If lock is True (the default) then a new lock object is created to synchronize access to the value. If lock is a Lock or RLock object
then that will be used synchronize access to the value. If lock is
False then access to the returned object will not be automatically
protected by a lock, so it will not necessarily be “process-safe”.

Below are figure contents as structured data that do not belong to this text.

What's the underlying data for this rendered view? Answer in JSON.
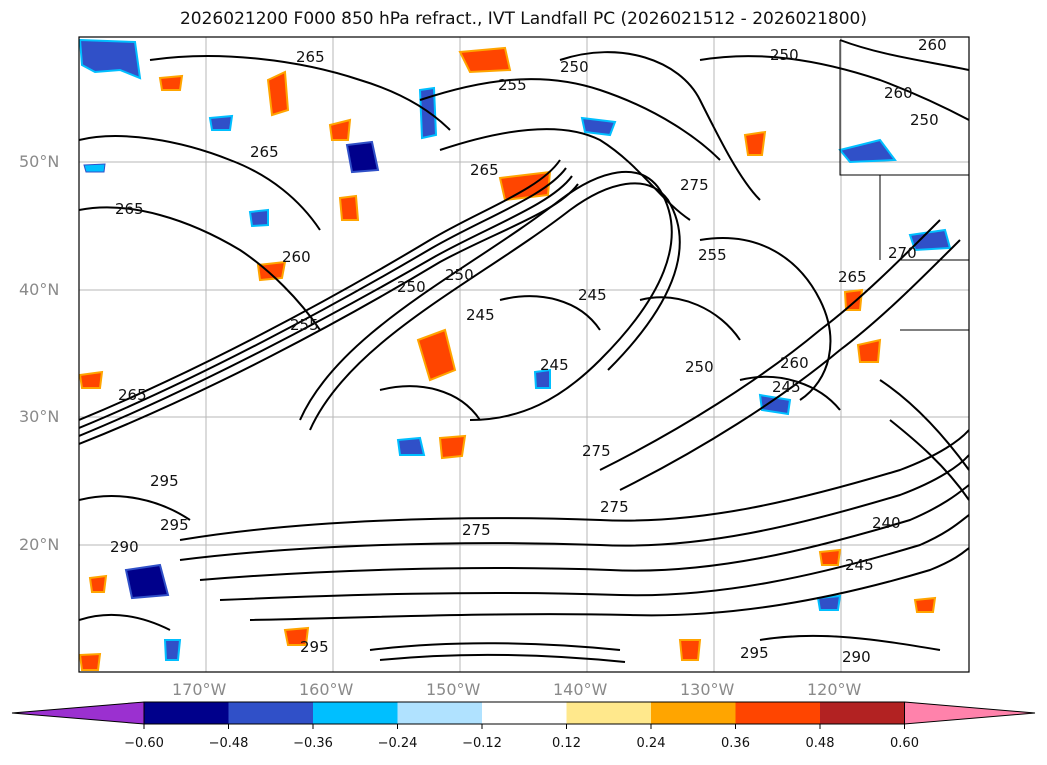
{
  "title": "2026021200 F000 850 hPa refract., IVT Landfall PC (2026021512 - 2026021800)",
  "lat_labels": [
    "50°N",
    "40°N",
    "30°N",
    "20°N"
  ],
  "lon_labels": [
    "170°W",
    "160°W",
    "150°W",
    "140°W",
    "130°W",
    "120°W"
  ],
  "contour_labels": [
    "260",
    "265",
    "255",
    "250",
    "250",
    "260",
    "250",
    "265",
    "265",
    "275",
    "265",
    "260",
    "255",
    "250",
    "245",
    "245",
    "270",
    "255",
    "265",
    "250",
    "245",
    "250",
    "260",
    "245",
    "265",
    "275",
    "295",
    "295",
    "290",
    "275",
    "275",
    "245",
    "240",
    "295",
    "290",
    "295"
  ],
  "colorbar": {
    "ticks": [
      "−0.60",
      "−0.48",
      "−0.36",
      "−0.24",
      "−0.12",
      "0.12",
      "0.24",
      "0.36",
      "0.48",
      "0.60"
    ],
    "colors": [
      "#9b30d0",
      "#00008b",
      "#3050c8",
      "#00bfff",
      "#b0e2ff",
      "#ffffff",
      "#ffe88c",
      "#ffa500",
      "#ff4500",
      "#b22222",
      "#ff82ab"
    ]
  }
}
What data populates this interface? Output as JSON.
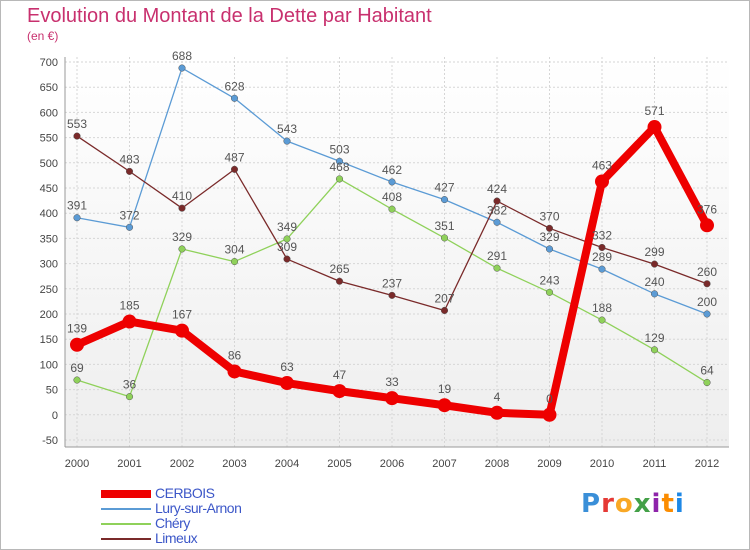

This means you're not really concurrently writing to the array - only one process can access it at a time. Since your example workers are doing almost nothing but array writes, constantly waiting on this lock badly hurts performance. If you use lock=False when you create the array, the performance is much better:
With lock=True:
Now starting process 0
Now starting process 1
Now starting process 2
Now starting process 3
4000000 random numbers generated in 4.811205 seconds
With lock=False:
Now starting process 0
Now starting process 3
Now starting process 1
Now starting process 2
4000000 random numbers generated in 0.192473 seconds
Note that using lock=False means you need to manually protect access to the Array whenever you're doing something that isn't process-safe. Your example is having processes write to unique parts, so it's ok. But if you were trying to read from it while doing that, or had different processes write to overlapping parts, you would need to manually acquire a lock.